Ahora me dirás que es muy difícil eso. Venga. Si has aprendido cómo son los movimientos de esgrima de los espadachines de otra época, cómo se hacían los ataques en la tierra del imperio romano, o cómo se cargaban las piedras para construir las pirámides, seguro que te has documentado en cosas que eran mucho más complicadas, y de las que será difícil que el lector note la diferencia.
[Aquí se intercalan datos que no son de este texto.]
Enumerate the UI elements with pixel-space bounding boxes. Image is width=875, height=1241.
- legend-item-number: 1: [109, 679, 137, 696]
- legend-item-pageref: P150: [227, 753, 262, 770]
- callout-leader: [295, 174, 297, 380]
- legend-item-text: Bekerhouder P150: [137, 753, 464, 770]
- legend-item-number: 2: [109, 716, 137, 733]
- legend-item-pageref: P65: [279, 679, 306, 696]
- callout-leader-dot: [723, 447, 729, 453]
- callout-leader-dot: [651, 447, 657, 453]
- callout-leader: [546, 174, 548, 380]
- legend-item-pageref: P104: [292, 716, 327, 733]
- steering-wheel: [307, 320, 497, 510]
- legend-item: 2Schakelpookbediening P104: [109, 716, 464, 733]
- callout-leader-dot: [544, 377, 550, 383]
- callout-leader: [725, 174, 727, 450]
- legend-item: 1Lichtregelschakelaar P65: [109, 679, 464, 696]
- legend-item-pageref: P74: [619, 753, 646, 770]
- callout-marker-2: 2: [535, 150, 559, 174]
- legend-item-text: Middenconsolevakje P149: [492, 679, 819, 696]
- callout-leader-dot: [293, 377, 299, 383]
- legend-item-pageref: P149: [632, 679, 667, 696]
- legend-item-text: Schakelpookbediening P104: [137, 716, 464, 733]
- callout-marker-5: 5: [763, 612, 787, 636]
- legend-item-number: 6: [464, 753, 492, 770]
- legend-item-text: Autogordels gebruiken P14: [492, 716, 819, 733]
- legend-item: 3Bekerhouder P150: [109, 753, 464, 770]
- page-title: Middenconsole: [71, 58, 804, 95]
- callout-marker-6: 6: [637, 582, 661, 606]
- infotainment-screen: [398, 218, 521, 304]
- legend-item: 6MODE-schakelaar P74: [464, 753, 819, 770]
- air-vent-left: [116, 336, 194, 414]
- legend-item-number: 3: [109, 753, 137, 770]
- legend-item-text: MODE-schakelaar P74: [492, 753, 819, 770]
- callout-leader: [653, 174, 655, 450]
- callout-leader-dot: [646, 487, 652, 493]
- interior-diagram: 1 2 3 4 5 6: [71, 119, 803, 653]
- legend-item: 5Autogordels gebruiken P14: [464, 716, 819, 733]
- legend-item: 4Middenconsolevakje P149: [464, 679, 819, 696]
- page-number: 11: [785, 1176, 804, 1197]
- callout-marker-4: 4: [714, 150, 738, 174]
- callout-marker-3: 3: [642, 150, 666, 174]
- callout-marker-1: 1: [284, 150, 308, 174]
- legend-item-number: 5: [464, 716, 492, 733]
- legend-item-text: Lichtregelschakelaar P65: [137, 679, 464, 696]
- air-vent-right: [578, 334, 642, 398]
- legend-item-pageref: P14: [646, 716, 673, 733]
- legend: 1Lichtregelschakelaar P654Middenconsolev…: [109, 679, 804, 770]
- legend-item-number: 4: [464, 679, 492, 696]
Pues ahora lo tienes que hacer con el mundo de los hackers, que son los que dominan el mundo del suspense y la acción.
Mi hija mayor, Mi Hacker, como yo la llamo, que vino a este mundo para trastocar mis ejes de coordenadas en el plano cartesiano en que vivía, se está leyendo las novelas de Mara Turing.
Son aventuras juveniles en el mundo de los hackers, donde Javier Padilla mezcla aventura y hackers con una protagonista que lleva que el apellido de uno de los grandes hackers de nuestra historia y donde algunos otros, como Kevin Mitnick —que es “el hacker más famoso de la historia”—, Tsutomu Shimomura o Gary McKinnon salen por la historia, además de utilizar técnicas conocidas y “realistas”.
“¿Esto se puede hacer, papaete?” “¿Y cómo se hace?” “¿Hay que encontrar un 0day o un bug no parcheado para que funcione, papaete?” “¿O es un fallo de interacción humana para entregarle permisos sobre el sistema al atacante?”
Y es que tener este tipo de conversaciones con tu hija en un mundo donde todo se mueve por tecnología es gratificante, que vivir en nuestros tiempos sin conocer estas cosas es como vivir en el siglo XIX y no saber montar a caballo.
Por eso a vosotros, escritores que vais a utilizar un hacker en vuestra próxima novela, os pido que si no sabéis si algo se puede hacer o no, contactéis con vuestro hacker de cabecera para que te recete la dosis perfecta de exploit, phishing, rogue-AP, e-mail spoofing, o lo que necesitéis para que vuestro conjuro mágico esté perfectamente documentado en vuestra obra. Pon un hacker en tu vida, que además, a pesar de lo que digan las películas, os prometo que somos sociales, nos encanta comer, charlar, estar con amigos y conocer gente nueva.